What I want to show is that $$\frac{h_{i-1}'g_{i-1}}{b_{i-1}}-\frac{h_{i}'g_{i}}{b_{i}} = k \cdot \Bigg(\frac{\text{LCM}(g_{i-1},g_{i})}{\text{LT}(g_{i-1})}g_i - \frac{\text{LCM}(g_{i-1},g_i)}{\text{LT}(g_i)}g_i\Bigg) \qquad (1)$$ where $k$ is the monomial of multidegree $\alpha-\beta_{i-1,i}$. Here, I suppose they mean that $k$ should be monic, otherwise I don“t understand why they say "the monomial" instead of "a monomial".

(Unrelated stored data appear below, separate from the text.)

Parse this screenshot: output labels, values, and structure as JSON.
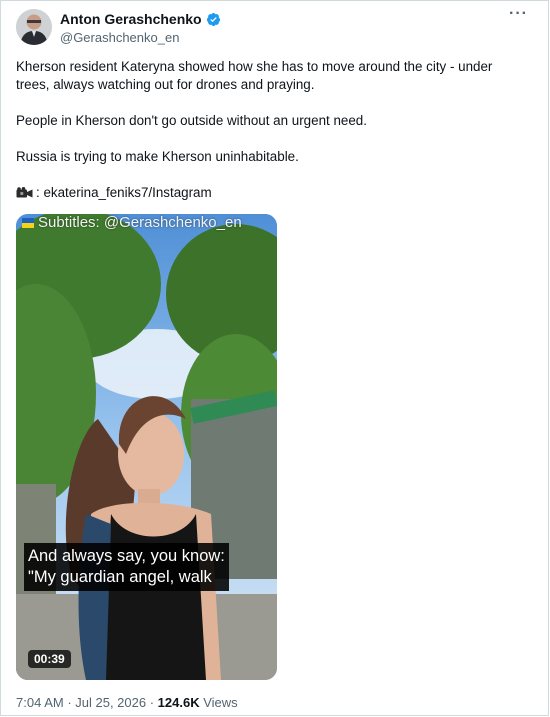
{
  "tweet": {
    "author_name": "Anton Gerashchenko",
    "author_handle": "@Gerashchenko_en",
    "more_label": "···",
    "paragraphs": [
      "Kherson resident Kateryna showed how she has to move around the city - under trees, always watching out for drones and praying.",
      "People in Kherson don't go outside without an urgent need.",
      "Russia is trying to make Kherson uninhabitable."
    ],
    "source_icon": "camera-icon",
    "source_text": ": ekaterina_feniks7/Instagram"
  },
  "video": {
    "top_overlay": "Subtitles: @Gerashchenko_en",
    "caption_line1": "And always say, you know:",
    "caption_line2": "\"My guardian angel, walk",
    "duration": "00:39"
  },
  "meta": {
    "time": "7:04 AM",
    "separator": " · ",
    "date": "Jul 25, 2026",
    "separator2": " · ",
    "views_count": "124.6K",
    "views_label": " Views"
  },
  "colors": {
    "verified": "#1d9bf0",
    "secondary_text": "#536471",
    "primary_text": "#0f1419"
  }
}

We have $\text{LCM}(g_{i-1},g_{i}) = \text{LT}(g_{i-1})r_{i-1} = \text{LT}(g_{i})r_{i}$ for monomials $r_{i-1},r_{i} \in R$ (since the $\text{LCM}(g_{i-1},g_{i})$ is a monomial) so that the expression within the parenthesis on the RHS above reduces to $$r_{i-1}g_{i-1}-r_{i}g_{i}.$$ Since $\text{LCM}(g_{i-1},g_{i})$ is monic, unless $g_{i-1},g_{i}$ are monic, we need the constant in front of $r_{i-1}$ and $r_{i}$ to be such that they are the inverse to the constant for $\text{LT}(g_{i-1})$ and $\text{LT}(g_{i})$, hence we can write $r_{i-1} = \frac{r_{i-1}'}{b_{i-1}}$ and $r_{i} = \frac{r_{i}'}{b_{i}}$ where $r_{i-1}'$ and $r_{i}'$ are monic.
The last step needed (from what I can see) is to show that $\partial(r_{i-1}') = \partial(h_{i-1}')$ and $\partial(r_{i}') = \partial(h_{i}')$, where $\partial(-)$ is the multidegree of the leading term.
We note that if $\partial(\text{LCM}(g_{i-1},g_{i})) = \beta_{i-1,i}$ then $\partial(r_{i-1}'g_{i-1}) = \beta_{i-1,i}$ and $\partial(r_{i}'g_{i}) = \beta_{i-1,i}$ so that if we multiply the expression with $k$ (as in $(1)$) we get $\partial\Big(\frac{kr_{i-1}'g_{i-1}}{b_{i-1}}\Big) = \alpha$ and $\partial\Big(\frac{kr_{i}'g_{i}}{b_{i}}\Big) = \alpha$.
Now this means that $\frac{h_{i-1}'}{b_i} = \frac{k r_{i-1}}{b_i}$ and $\frac{h_{i}'}{b_{i-1}} = \frac{k r_{i}}{b_i}$ and hence $(1)$ holds true, unless I am mistaken.